Abitur zu Zeiten von Corona
Die Umstände, unter denen ich, genau wie 350 000 andere Abiturientinnen und Abiturienten, mich vorbereiten soll, sind nicht die besten. Für eine optimale Vorbereitung sind ein Zimmer zum Lernen, ein Laptop zum Recherchieren und eine angenehme Lernatmosphäre wichtig. Aber nicht alle von uns haben ein solches Zimmer und einen uneingeschränkten Internetzugang. Wir sind auf Lernräume wie Bücherhallen oder die Staatsbibliothek angewiesen.
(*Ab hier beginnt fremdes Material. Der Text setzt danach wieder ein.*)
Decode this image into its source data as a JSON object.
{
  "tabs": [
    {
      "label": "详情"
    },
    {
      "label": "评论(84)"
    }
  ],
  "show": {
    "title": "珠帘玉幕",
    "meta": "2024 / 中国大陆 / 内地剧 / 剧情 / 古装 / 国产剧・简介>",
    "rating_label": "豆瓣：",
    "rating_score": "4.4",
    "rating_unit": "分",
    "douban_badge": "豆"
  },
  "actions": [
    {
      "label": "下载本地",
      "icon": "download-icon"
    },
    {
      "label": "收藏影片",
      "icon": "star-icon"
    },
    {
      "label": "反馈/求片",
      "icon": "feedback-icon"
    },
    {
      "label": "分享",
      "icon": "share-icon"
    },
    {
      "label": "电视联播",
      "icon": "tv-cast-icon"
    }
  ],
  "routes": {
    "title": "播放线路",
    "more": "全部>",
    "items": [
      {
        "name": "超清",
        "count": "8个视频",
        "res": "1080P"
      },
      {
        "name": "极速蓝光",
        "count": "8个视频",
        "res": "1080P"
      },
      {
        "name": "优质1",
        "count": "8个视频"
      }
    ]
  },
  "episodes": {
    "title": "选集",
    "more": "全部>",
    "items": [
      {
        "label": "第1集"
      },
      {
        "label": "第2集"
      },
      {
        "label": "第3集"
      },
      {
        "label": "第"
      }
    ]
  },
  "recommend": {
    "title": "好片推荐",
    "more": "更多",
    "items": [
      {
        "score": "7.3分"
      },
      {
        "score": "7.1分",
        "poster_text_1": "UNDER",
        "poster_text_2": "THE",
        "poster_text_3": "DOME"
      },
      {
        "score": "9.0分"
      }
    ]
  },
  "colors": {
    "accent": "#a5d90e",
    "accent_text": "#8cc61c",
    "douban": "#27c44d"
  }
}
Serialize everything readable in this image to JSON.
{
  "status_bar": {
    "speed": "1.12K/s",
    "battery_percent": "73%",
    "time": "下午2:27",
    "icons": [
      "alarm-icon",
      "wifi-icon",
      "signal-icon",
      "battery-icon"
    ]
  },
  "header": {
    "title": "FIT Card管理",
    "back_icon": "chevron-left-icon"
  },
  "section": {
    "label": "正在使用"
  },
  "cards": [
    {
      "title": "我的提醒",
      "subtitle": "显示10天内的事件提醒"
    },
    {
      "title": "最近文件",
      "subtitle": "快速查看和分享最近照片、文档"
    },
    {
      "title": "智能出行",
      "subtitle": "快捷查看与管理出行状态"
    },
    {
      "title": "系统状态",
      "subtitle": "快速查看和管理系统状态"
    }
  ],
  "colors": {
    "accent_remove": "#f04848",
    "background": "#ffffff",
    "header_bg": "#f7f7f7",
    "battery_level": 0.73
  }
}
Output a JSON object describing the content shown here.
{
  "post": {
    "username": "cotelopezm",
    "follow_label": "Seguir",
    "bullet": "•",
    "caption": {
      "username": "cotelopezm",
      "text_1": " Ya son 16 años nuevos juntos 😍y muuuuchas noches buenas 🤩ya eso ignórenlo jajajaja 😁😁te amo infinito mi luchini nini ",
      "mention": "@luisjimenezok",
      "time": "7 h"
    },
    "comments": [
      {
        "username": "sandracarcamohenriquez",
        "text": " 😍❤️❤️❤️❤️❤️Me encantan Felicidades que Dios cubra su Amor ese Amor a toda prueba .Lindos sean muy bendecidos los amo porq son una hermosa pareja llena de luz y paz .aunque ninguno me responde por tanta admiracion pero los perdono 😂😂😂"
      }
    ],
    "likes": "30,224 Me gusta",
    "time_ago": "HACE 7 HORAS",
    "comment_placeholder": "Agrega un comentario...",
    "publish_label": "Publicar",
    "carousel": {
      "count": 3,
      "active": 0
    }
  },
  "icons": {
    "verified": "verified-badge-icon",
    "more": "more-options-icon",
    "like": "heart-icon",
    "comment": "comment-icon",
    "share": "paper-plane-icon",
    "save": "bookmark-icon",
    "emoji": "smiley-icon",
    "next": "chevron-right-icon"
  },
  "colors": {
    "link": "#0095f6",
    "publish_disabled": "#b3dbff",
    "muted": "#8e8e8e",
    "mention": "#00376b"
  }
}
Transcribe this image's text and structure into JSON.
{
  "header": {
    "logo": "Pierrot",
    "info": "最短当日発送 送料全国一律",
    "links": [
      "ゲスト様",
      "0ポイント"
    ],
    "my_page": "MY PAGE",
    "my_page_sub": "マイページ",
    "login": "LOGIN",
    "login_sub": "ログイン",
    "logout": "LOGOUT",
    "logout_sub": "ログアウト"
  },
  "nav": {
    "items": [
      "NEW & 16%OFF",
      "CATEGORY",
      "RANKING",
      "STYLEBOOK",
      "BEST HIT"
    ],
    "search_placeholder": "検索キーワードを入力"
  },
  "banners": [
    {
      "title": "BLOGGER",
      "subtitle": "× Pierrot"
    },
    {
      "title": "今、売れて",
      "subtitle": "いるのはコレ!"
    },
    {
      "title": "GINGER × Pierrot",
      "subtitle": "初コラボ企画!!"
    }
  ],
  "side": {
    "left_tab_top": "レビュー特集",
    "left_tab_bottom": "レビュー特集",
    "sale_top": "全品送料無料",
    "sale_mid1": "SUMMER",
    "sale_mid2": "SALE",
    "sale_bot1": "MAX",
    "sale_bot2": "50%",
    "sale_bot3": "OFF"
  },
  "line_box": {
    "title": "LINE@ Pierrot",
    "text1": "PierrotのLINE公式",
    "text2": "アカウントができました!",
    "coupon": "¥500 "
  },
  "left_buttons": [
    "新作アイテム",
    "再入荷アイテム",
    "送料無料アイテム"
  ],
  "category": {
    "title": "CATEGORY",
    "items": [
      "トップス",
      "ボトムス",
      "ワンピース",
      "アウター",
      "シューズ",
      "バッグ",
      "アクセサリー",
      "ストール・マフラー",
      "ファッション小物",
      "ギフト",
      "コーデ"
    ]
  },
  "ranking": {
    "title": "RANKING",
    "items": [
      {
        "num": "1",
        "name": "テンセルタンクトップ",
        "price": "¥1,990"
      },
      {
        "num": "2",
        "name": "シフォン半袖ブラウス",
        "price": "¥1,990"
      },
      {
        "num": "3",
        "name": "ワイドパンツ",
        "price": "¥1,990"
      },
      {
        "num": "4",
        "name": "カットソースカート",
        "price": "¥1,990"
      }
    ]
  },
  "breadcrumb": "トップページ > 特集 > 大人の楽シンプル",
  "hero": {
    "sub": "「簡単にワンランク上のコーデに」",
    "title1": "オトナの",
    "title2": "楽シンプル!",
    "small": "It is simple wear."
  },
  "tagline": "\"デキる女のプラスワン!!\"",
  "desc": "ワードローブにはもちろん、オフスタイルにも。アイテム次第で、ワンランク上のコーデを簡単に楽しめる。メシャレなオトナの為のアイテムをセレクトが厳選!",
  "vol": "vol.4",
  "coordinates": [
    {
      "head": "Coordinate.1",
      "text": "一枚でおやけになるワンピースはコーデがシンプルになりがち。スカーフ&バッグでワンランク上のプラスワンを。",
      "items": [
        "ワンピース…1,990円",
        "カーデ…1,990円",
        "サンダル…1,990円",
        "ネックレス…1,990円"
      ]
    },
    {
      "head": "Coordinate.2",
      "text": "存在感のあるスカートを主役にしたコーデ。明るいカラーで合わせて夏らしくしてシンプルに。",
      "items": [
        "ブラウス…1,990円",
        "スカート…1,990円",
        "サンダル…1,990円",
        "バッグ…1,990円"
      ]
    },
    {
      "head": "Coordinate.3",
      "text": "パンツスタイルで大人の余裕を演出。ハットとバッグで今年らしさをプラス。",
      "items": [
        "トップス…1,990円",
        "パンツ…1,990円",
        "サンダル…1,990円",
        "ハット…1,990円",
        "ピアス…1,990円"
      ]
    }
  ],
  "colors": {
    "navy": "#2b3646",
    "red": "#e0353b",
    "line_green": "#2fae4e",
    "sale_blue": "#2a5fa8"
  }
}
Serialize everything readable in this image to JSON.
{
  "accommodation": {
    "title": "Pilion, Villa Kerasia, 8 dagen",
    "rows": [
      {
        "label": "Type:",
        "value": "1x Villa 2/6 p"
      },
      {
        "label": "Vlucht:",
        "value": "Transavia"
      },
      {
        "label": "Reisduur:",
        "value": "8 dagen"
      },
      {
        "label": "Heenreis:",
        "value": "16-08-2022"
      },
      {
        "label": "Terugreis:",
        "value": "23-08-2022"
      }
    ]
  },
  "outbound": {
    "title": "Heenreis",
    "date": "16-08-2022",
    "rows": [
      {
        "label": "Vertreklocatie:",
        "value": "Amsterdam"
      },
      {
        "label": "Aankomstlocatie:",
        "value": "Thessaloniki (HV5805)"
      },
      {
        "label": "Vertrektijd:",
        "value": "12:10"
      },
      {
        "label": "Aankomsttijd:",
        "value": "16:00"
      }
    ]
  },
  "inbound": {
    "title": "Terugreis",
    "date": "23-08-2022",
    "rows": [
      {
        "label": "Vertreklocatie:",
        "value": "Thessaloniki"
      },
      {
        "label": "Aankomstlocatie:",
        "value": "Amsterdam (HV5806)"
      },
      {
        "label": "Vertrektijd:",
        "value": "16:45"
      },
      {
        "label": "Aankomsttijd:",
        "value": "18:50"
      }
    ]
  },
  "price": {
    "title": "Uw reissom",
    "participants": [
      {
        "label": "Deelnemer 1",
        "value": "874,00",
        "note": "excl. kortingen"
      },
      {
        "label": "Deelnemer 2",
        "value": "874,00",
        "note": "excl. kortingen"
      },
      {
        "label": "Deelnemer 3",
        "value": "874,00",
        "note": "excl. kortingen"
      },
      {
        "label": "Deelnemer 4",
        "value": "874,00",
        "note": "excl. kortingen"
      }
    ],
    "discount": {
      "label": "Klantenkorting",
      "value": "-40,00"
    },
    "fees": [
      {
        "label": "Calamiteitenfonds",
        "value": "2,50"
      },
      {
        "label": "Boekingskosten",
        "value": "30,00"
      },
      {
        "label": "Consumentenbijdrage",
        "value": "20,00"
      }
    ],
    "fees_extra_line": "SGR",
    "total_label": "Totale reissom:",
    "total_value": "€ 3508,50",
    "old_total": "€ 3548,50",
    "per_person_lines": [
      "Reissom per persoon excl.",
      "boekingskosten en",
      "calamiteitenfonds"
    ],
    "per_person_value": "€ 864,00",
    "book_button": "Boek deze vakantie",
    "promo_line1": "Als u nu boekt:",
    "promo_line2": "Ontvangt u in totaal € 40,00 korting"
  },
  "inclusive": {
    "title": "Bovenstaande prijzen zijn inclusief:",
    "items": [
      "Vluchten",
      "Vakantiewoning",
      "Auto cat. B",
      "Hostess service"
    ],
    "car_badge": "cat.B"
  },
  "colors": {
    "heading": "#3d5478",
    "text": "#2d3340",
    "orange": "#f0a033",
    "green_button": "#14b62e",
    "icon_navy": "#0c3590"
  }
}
Hinzu kommt, dass nicht alle einen Laptop haben, mit dem sie sich Informationen beschaffen können, geschweige denn einen Drucker.
Es ist äußeren Umständen geschuldet, dass diese Schülerinnen und Schüler, zu denen auch ich mich zähle, sich nun nur bedingt auf die Abitur-Prüfungen vorbereiten können. Und nicht nur materielle Ungleichheit erschwert das Lernen. Nicht alle sind psychisch stabil genug, um sich auf das Lernen konzentrieren zu können. Die unsichere Situation lässt Fragen aufkommen, die niemand so recht beantworten kann. Dass es keine Antworten gibt, verstärkt die Unsicherheit noch.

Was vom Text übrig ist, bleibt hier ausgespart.